A GROUP of actors swapped rehearsals for a visit to a former textile mill to get a feel for life working in the cotton industry of 1900s Lancashire.

Next week, Hindle Wakes opens at the Octagon Theatre, Bolton — Stanley Houghton's play which was one of the first to have a working class female central character.

Natasha Davidson, who plays mill worker Fanny Hawthorn, and Tristan Brooke, who is mill owner’s son Alan Jeffcote, were among the eight cast members who soaked up the atmosphere at Helmshore Mills Textile Museum, Rossendale.

David Thacker, the Octagon's artistic director, said: "I think it's very helpful for the cast to get a sense of the world in which the play is set.

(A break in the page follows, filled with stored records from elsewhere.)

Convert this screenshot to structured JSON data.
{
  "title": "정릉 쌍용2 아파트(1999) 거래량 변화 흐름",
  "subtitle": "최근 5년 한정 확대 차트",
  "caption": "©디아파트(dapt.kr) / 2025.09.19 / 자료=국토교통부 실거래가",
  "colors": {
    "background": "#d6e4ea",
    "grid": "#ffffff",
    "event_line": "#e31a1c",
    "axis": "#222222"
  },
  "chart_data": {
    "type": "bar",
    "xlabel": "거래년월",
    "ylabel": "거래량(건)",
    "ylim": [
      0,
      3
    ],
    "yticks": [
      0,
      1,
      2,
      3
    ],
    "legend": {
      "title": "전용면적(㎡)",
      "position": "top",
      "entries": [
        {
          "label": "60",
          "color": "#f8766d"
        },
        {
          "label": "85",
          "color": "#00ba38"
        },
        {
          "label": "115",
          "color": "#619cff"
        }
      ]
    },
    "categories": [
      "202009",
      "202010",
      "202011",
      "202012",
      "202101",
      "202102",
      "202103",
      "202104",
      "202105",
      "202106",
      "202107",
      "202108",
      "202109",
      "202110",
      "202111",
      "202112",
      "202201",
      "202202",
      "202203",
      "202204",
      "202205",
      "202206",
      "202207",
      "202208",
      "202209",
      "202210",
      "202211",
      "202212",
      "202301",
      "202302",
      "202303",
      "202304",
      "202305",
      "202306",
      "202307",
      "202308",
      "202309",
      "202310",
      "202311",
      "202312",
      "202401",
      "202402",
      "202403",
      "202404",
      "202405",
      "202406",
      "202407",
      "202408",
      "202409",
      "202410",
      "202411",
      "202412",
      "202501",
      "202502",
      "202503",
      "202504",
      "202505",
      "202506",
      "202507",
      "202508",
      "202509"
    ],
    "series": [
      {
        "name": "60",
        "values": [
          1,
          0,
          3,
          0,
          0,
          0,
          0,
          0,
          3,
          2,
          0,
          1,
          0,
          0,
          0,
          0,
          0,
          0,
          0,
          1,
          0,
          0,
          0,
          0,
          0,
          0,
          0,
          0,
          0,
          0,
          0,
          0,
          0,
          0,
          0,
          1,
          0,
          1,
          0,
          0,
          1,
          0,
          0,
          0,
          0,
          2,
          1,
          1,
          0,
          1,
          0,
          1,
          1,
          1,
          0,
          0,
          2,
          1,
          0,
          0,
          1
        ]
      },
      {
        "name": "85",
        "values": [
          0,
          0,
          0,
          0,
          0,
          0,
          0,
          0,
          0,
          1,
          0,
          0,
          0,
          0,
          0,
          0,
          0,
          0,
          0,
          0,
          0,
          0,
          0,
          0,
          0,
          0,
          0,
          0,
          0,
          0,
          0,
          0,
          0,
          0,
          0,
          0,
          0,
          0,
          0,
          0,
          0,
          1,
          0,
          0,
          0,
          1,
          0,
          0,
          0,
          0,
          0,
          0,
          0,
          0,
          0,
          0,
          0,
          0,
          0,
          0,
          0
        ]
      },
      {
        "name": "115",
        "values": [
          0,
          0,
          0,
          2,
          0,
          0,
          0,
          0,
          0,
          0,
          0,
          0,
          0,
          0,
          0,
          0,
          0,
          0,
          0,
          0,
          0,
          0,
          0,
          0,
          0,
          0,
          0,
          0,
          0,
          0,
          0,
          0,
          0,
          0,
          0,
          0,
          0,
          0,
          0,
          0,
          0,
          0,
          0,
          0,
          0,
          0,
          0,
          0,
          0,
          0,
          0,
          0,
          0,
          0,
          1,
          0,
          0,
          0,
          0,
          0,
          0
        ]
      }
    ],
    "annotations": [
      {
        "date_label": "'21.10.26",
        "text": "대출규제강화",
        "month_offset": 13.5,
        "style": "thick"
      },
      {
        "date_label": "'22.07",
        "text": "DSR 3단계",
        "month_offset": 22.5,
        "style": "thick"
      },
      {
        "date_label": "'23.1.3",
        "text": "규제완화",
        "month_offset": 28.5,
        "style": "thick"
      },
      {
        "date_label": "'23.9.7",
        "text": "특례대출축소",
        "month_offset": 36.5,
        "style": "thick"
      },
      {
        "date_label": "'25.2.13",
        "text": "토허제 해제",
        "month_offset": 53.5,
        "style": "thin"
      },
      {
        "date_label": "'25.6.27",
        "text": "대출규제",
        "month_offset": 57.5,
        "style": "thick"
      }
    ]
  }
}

"Because most of the characters in the play are now working in a mill or have worked in a mill — from the weaver Fanny to the mill owner — it gives all of us a chance to imagine what it was really like."

In Lancashire in 1912 — the year the play is set — there were 800,000 looms weaving cloth, 750,000 people working in the textile industry and as many again working in jobs which depended on it.

Exploring the mill, which was originally built in 1820 and closed in 1978, Miss Davidson learnt about what her character would have worn, the dangerous and uncomfortable working conditions and the camaraderie among the women.

The actors also saw the original machinery at work in the carding and spinning room.

Miss Davidson, who is appearing in the Octagon's current production of A View from the Bridge, said: "It was good to see how much responsibility the girls had.

"It surprised me to see how many machines one girl would operate. I can just imagine her, she is so strong and independent. "

Hindle Wakes was considered to be hugely controversial when first performed in 1912, rejecting outdated attitudes and championing the role of women as they embarked on a new era of independence and freedom.

Set in the fictitious Lancashire town of Hindle, it takes place at the end of Wakes Week — the traditional Northern holiday following the industrial revolution when tradesmen, labourers and mill workers were granted a brief holiday while the cotton mills and factories were closed for maintenance.

Hindle Wakes is at the Octagon from Thursday, February 19, to Saturday, March 21.